Goal 3: Gain a greater understanding of how record access transparency technologies are currently being deployed by health care providers, health plans, and their business associates (for example, HIEs).

  1. How do you respond today to patients who have questions or concerns about record use/access/disclosure?  What types of tools/processes would help you improve your ability to meet patient needs for transparency regarding record use/access/disclosure? Have you ever received a request from a patient (or subscriber) that requested a list of every employee who had access to PHI?
  2. What types of record use/access/disclosure transparency or tracking technologies are you deploying now and how are you using them?
  3. For transparency, what do you currently provide to patients regarding use/access and disclosure, and do you see any need to change your current approach?
  4. Do you have any mechanisms by which patients can request limits on access?  For example, if a patient had concerns about the possibility that a neighbor employed by the facility might access his/her record, is there a way for this to be flagged?

 

Goal 4: Gain a greater understanding of other issues raised as part of the initial proposed rule to implement HITECH changes.

  1. Regarding access reports, what information do you collect besides the basic information collected in an audit log?
  2. What would be involved in obtaining access information from business associates?
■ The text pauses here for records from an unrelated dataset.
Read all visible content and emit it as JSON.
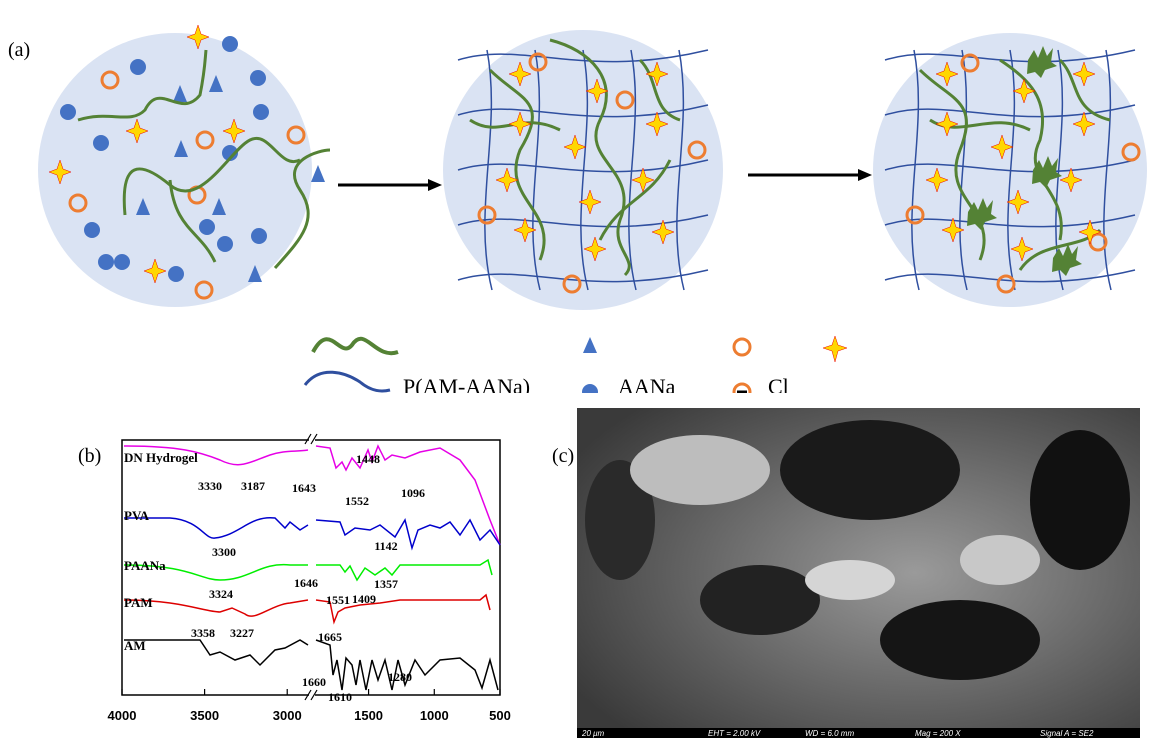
{
  "panels": {
    "a": {
      "label": "(a)",
      "legend": [
        "P(AM-AANa)",
        "AANa",
        "Cl"
      ]
    },
    "b": {
      "label": "(b)",
      "series_labels": [
        "DN Hydrogel",
        "PVA",
        "PAANa",
        "PAM",
        "AM"
      ],
      "annotations": [
        3330,
        3187,
        1643,
        1448,
        1552,
        1096,
        3300,
        1142,
        3324,
        1646,
        1551,
        1409,
        1357,
        3358,
        3227,
        1665,
        1660,
        1610,
        1280
      ],
      "xlim": [
        [
          4000,
          2850
        ],
        [
          1900,
          500
        ]
      ],
      "xticks": [
        4000,
        3500,
        3000,
        1500,
        1000,
        500
      ]
    },
    "c": {
      "label": "(c)",
      "info_bar": [
        "20 μm",
        "EHT = 2.00 kV",
        "WD = 6.0 mm",
        "Mag = 200 X",
        "Signal A = SE2"
      ]
    }
  }
}
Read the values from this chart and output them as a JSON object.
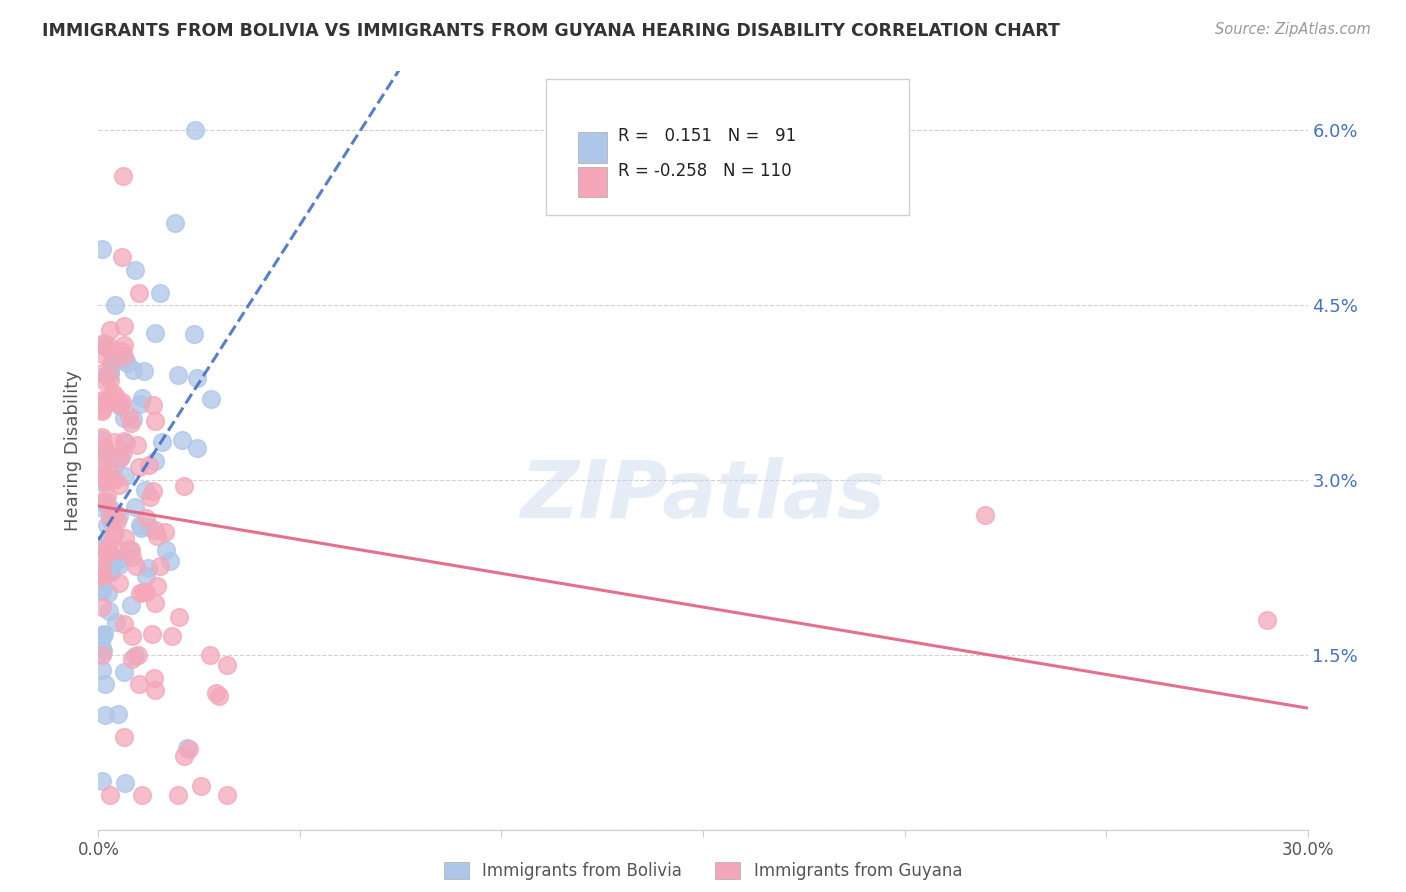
{
  "title": "IMMIGRANTS FROM BOLIVIA VS IMMIGRANTS FROM GUYANA HEARING DISABILITY CORRELATION CHART",
  "source": "Source: ZipAtlas.com",
  "ylabel": "Hearing Disability",
  "xlim": [
    0.0,
    0.3
  ],
  "ylim": [
    0.0,
    0.065
  ],
  "xtick_vals": [
    0.0,
    0.05,
    0.1,
    0.15,
    0.2,
    0.25,
    0.3
  ],
  "xticklabels": [
    "0.0%",
    "",
    "",
    "",
    "",
    "",
    "30.0%"
  ],
  "ytick_vals": [
    0.0,
    0.015,
    0.03,
    0.045,
    0.06
  ],
  "yticklabels_right": [
    "",
    "1.5%",
    "3.0%",
    "4.5%",
    "6.0%"
  ],
  "bolivia_color": "#aec6e8",
  "guyana_color": "#f4a7b9",
  "bolivia_R": 0.151,
  "bolivia_N": 91,
  "guyana_R": -0.258,
  "guyana_N": 110,
  "bolivia_line_color": "#4472c4",
  "guyana_line_color": "#e06080",
  "legend_label_bolivia": "Immigrants from Bolivia",
  "legend_label_guyana": "Immigrants from Guyana",
  "watermark": "ZIPatlas",
  "background_color": "#ffffff",
  "grid_color": "#cccccc",
  "title_color": "#333333",
  "source_color": "#999999",
  "tick_color": "#555555",
  "ylabel_color": "#555555"
}
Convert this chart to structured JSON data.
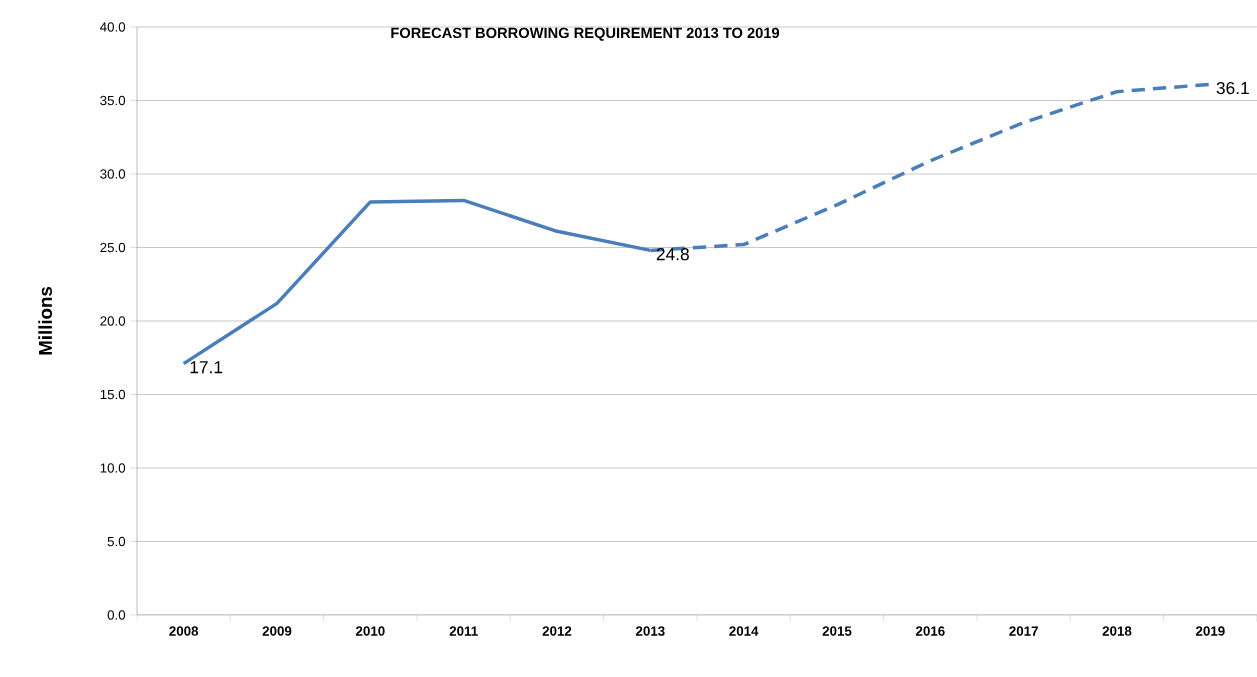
{
  "chart_data": {
    "type": "line",
    "title": "FORECAST BORROWING REQUIREMENT 2013 TO 2019",
    "ylabel": "Millions",
    "categories": [
      "2008",
      "2009",
      "2010",
      "2011",
      "2012",
      "2013",
      "2014",
      "2015",
      "2016",
      "2017",
      "2018",
      "2019"
    ],
    "series": [
      {
        "color": "#4a7ebb",
        "line_style": "solid",
        "values": [
          17.1,
          21.2,
          28.1,
          28.2,
          26.1,
          24.8,
          null,
          null,
          null,
          null,
          null,
          null
        ],
        "value_labels": [
          "17.1",
          null,
          null,
          null,
          null,
          "24.8",
          null,
          null,
          null,
          null,
          null,
          null
        ]
      },
      {
        "color": "#4a7ebb",
        "line_style": "dashed",
        "values": [
          null,
          null,
          null,
          null,
          null,
          24.8,
          25.2,
          27.9,
          30.9,
          33.5,
          35.6,
          36.1
        ],
        "value_labels": [
          null,
          null,
          null,
          null,
          null,
          null,
          null,
          null,
          null,
          null,
          null,
          "36.1"
        ]
      }
    ],
    "ylim": [
      0,
      40
    ],
    "yticks": [
      {
        "value": 0,
        "label": "0.0"
      },
      {
        "value": 5,
        "label": "5.0"
      },
      {
        "value": 10,
        "label": "10.0"
      },
      {
        "value": 15,
        "label": "15.0"
      },
      {
        "value": 20,
        "label": "20.0"
      },
      {
        "value": 25,
        "label": "25.0"
      },
      {
        "value": 30,
        "label": "30.0"
      },
      {
        "value": 35,
        "label": "35.0"
      },
      {
        "value": 40,
        "label": "40.0"
      }
    ],
    "grid": "y"
  }
}
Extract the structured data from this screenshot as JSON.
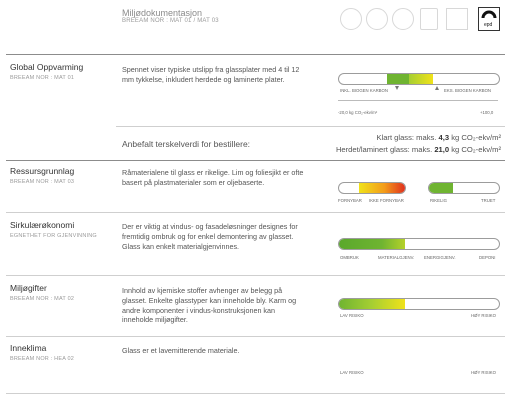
{
  "header": {
    "title": "Miljødokumentasjon",
    "subtitle": "BREEAM NOR : MAT 01 / MAT 03",
    "logo_label": "epd"
  },
  "sections": [
    {
      "title": "Global Oppvarming",
      "code": "BREEAM NOR : MAT 01",
      "text": "Spennet viser typiske utslipp fra glassplater med 4 til 12 mm tykkelse, inkludert herdede og laminerte plater.",
      "scale_labels": [
        "INKL. BIOGEN KARBON",
        "EKS. BIOGEN KARBON"
      ],
      "axis_min": "-20,0 kg CO₂-ekv/m²",
      "axis_max": "+100,0",
      "recommendation": "Anbefalt terskelverdi for bestillere:",
      "limits": [
        {
          "label": "Klart glass:",
          "prefix": "maks.",
          "value": "4,3",
          "unit": "kg CO₂-ekv/m²"
        },
        {
          "label": "Herdet/laminert glass:",
          "prefix": "maks.",
          "value": "21,0",
          "unit": "kg CO₂-ekv/m²"
        }
      ]
    },
    {
      "title": "Ressursgrunnlag",
      "code": "BREEAM NOR : MAT 03",
      "text": "Råmaterialene til glass er rikelige. Lim og foliesjikt er ofte basert på plastmaterialer som er oljebaserte.",
      "scale_labels": [
        "FORNYBAR",
        "IKKE FORNYBAR",
        "RIKELIG",
        "TRUET"
      ]
    },
    {
      "title": "Sirkulærøkonomi",
      "code": "EGNETHET FOR GJENVINNING",
      "text": "Der er viktig at vindus- og fasadeløsninger designes for fremtidig ombruk og for enkel demontering av glasset. Glass kan enkelt materialgjenvinnes.",
      "scale_labels": [
        "OMBRUK",
        "MATERIALGJENV.",
        "ENERGIGJENV.",
        "DEPONI"
      ]
    },
    {
      "title": "Miljøgifter",
      "code": "BREEAM NOR : MAT 02",
      "text": "Innhold av kjemiske stoffer avhenger av belegg på glasset. Enkelte glasstyper kan inneholde bly. Karm og andre komponenter i vindus-konstruksjonen kan inneholde miljøgifter.",
      "scale_labels": [
        "LAV RISIKO",
        "HØY RISIKO"
      ]
    },
    {
      "title": "Inneklima",
      "code": "BREEAM NOR : HEA 02",
      "text": "Glass er et lavemitterende materiale.",
      "scale_labels": [
        "LAV RISIKO",
        "HØY RISIKO"
      ]
    }
  ],
  "colors": {
    "green": "#6fb431",
    "yellow": "#f0e21a",
    "orange": "#f39c1a",
    "red": "#e0301e"
  }
}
Do current business associate agreements provide for timely reporting of accesses to you or would these agreements need to be renegotiated?
  3. What issues, if any, are raised by the NPRM requirement to disclose the names of individuals who have accessed/received copies of a patient’s PHI (either as part of a report of access/disclosures or in response to a question about whether a specific person has accessed)? What are the pros and cons of this approach?
  4. How do you think current mechanisms to allow patients to file a complaint and request an investigation regarding possible inappropriate uses or disclosures are working?  Could they be enhanced and be used in lieu of, or in addition to receiving a report?
  • Should entities be required to do such an investigation – if so, what should be the scope?
  • Should entities still be required to produce a report if the patient wants one?
  • What recourse does the patient have if he/she is not satisfied with the response?
  • What options do entities have if patient’s transparency requests cannot be honored?